The conclusion that this makes that one is back to the orignal testing of MBAM all by itself is something I disagree with. (IMHO testing should be more than just throwing malware samples at an AV). The task of an companion AV is (IMHO) to catch what the main AV missed/would miss. Every resource the companion spends on detecting/stopping malware that the main AV could catch as well is wasted, thus leaving the malware that the main AV can deal with out of the scope of the companion AV. Thus all samples/vectors/exploits that the main AV detects are to be removed from the test (not a succes, not a failure). Thus a test where all samples (etc.) are detected by windows defender is effectively a test with zero samples (etc.). Which is an insufficient test that does not say anything about the quality of the companion (except perhapts about conflicts with the main AV).

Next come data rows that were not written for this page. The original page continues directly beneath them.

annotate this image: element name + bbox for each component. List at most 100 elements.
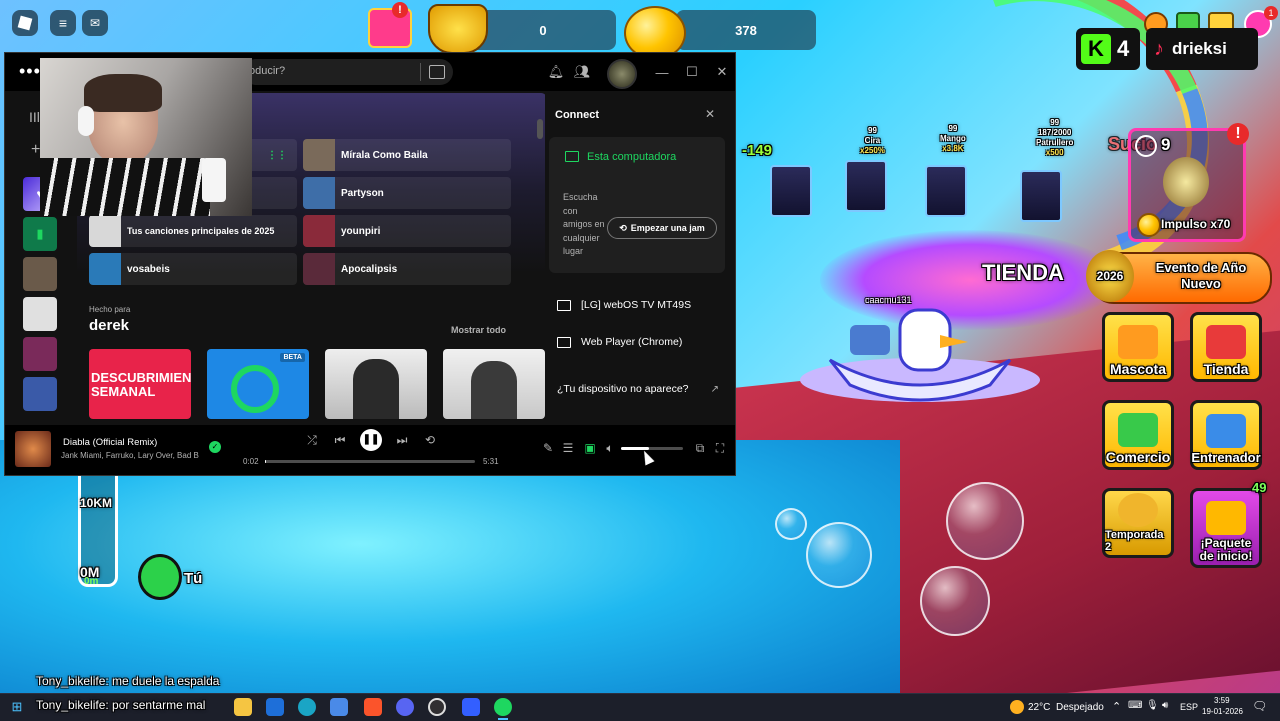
mix-card[interactable] (443, 349, 545, 419)
quick-access-card[interactable]: younpiri (303, 215, 511, 247)
network-icon[interactable]: ⌨ (1128, 700, 1142, 711)
user-avatar[interactable] (607, 59, 637, 89)
show-all-link[interactable]: Mostrar todo (451, 325, 506, 335)
file-explorer-icon[interactable] (234, 698, 252, 716)
mix-card[interactable]: DESCUBRIMIENTO SEMANAL (89, 349, 191, 419)
notification-center-icon[interactable]: 🗨︎ (1252, 699, 1267, 713)
obs-icon[interactable] (428, 698, 446, 716)
pedestal-count: 99 (1050, 118, 1060, 127)
trade-button[interactable]: Comercio (1102, 400, 1174, 470)
season-clock-icon (1118, 493, 1158, 527)
album-cover[interactable] (15, 431, 51, 467)
now-playing-view-icon[interactable]: ✎ (541, 441, 555, 455)
chat-user: Tony_bikelife (36, 674, 106, 688)
pedestal-multiplier: x500 (1045, 148, 1064, 157)
spotify-icon[interactable] (494, 698, 512, 716)
trainer-button[interactable]: Entrenador (1190, 400, 1262, 470)
start-windows-icon[interactable]: ⊞ (8, 698, 26, 716)
quick-access-card[interactable]: vosabeis (89, 253, 297, 285)
discord-icon[interactable] (396, 698, 414, 716)
mix-card[interactable]: BETA (207, 349, 309, 419)
connect-device-icon[interactable]: ▣ (583, 441, 597, 455)
quick-access-card[interactable]: Mírala Como Baila (303, 139, 511, 171)
friend-activity-icon[interactable]: 👥︎ (573, 63, 591, 81)
quick-access-card[interactable]: Tus canciones principales de 2025 (89, 215, 297, 247)
boost-alert-badge: ! (1227, 123, 1249, 145)
pedestal[interactable] (925, 165, 967, 217)
pedestal[interactable] (845, 160, 887, 212)
player-distance-small: 0m (84, 576, 99, 587)
fullscreen-icon[interactable]: ⛶ (713, 441, 727, 455)
queue-icon[interactable]: ☰ (561, 441, 575, 455)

I do not make any statements about how hard it is to make a sufficient test for a companion AV.

In a short analogy:
If I try to test a scriptblocker but can't find any scripts to test it with I should look harder or conclude that I can't test it, not throw executables at it.

Regards,
Durew

Well said. All tests are for standalone MBAM which we can all agree is sub-par to the competition.
It is not being tested as a companion antimalware solution.
Malware detection aside, 2.5$ for a lifetime licence to complement Defender with additional exploit protection, Web protection and Ransomware protection is not too bad of a deal for a family PC.